The cellular protein levels are determined by protein synthesis and turnover rates. Two processes are involved in the proteome's turnover in proliferating cells: protein degradation and dilution. In theory, maintaining the cellular proteome concentration, which is imperative to proper cellular function, requires the coordination between protein synthesis and turnover. Although the relationship between protein synthesis, degradation, and dilution has been studied in bacteria and yeasts, little is known about how mammalian cells can balance these rates to uphold proteostasis. The peculiarity of the mammalian cells is that the dilution rate, the main counterpart to protein synthesis in bacteria or yeasts, can be highly restrictive in many cases, giving greater necessity to the coordination between synthesis and degradation. Despite evidence to support the existence of such coordination, there is little information about the mechanism behind such cooperation. Previous studies that attempted to disentangle the relationship between protein synthesis and degradation relied on using high concentrations of inhibitors that irreversible disrupt the equilibrium proteostasis.

The thesis addressed these questions by creating reversible static or dynamic proteostasis states where the protein synthesis rate was manipulated. Meanwhile, the dynamics in protein synthesis, degradation, and dilution were quantified with high temporal resolution. The tool that enables the measurements is the tandem fluorescent timer (tFT, or Timer) reporter, engineered to measure both ubiquitin-dependent and ubiquitin-independent degradation rates by the proteasome. Complementary to the tFT measurements was a superstatistical Bayesian inference algorithm employed to calculate timer evolving the synthesis and degradation rates from the live cell time-lapse microscopy.

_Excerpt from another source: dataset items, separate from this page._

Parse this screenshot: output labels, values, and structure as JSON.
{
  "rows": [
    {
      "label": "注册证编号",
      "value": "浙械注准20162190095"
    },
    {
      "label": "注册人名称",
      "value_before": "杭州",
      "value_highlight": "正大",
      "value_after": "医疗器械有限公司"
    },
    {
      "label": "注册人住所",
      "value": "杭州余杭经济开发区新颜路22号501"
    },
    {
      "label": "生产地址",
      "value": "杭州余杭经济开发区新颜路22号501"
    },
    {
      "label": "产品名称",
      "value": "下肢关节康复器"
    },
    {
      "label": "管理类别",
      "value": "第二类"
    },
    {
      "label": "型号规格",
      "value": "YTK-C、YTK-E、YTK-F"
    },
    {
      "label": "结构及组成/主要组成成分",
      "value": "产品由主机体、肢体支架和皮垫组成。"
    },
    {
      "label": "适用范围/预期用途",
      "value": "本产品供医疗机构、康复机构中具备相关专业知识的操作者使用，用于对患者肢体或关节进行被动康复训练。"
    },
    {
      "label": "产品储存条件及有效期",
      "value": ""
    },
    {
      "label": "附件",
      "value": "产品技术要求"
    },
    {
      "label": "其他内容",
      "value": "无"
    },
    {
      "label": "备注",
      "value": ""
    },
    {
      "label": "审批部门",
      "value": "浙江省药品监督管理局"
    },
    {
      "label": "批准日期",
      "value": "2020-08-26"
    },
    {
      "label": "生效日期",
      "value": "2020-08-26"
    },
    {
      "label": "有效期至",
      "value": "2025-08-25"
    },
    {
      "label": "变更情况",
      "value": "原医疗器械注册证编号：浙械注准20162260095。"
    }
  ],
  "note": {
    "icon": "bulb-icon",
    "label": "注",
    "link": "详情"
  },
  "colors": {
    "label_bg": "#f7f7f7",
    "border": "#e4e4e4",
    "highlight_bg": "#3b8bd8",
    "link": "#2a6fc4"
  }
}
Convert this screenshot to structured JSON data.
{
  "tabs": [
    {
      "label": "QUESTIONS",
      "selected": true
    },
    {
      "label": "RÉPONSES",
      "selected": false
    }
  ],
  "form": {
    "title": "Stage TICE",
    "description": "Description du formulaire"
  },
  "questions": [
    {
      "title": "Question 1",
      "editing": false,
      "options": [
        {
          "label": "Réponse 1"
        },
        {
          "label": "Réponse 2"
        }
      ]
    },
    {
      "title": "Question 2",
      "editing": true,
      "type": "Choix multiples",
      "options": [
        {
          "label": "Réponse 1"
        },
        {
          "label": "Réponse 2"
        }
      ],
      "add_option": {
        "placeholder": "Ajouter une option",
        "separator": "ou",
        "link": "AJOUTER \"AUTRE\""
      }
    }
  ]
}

We discovered that the change in protein synthesis was counterbalanced by the change in both protein degradation and dilution, which buffered the protein concentration but could not completely compensate. Such counteracting of degradation towards synthesis was also observed in non-dividing cells. The recapitulation of protein degradation adaption dynamics revealed a delay in the action of degradation machinery in a time range of several hours. We discussed the effect of change in degradation and dilution on proteome stoichiometry. The transcriptome and in vitro assays further concluded that neither the differential expression nor proteasome content could fully explain the change in the degradation adaption. Finally, we proposed a passive adaption model to explain the degradation adaption to synthesis, which matched the observation from our Timer reporter.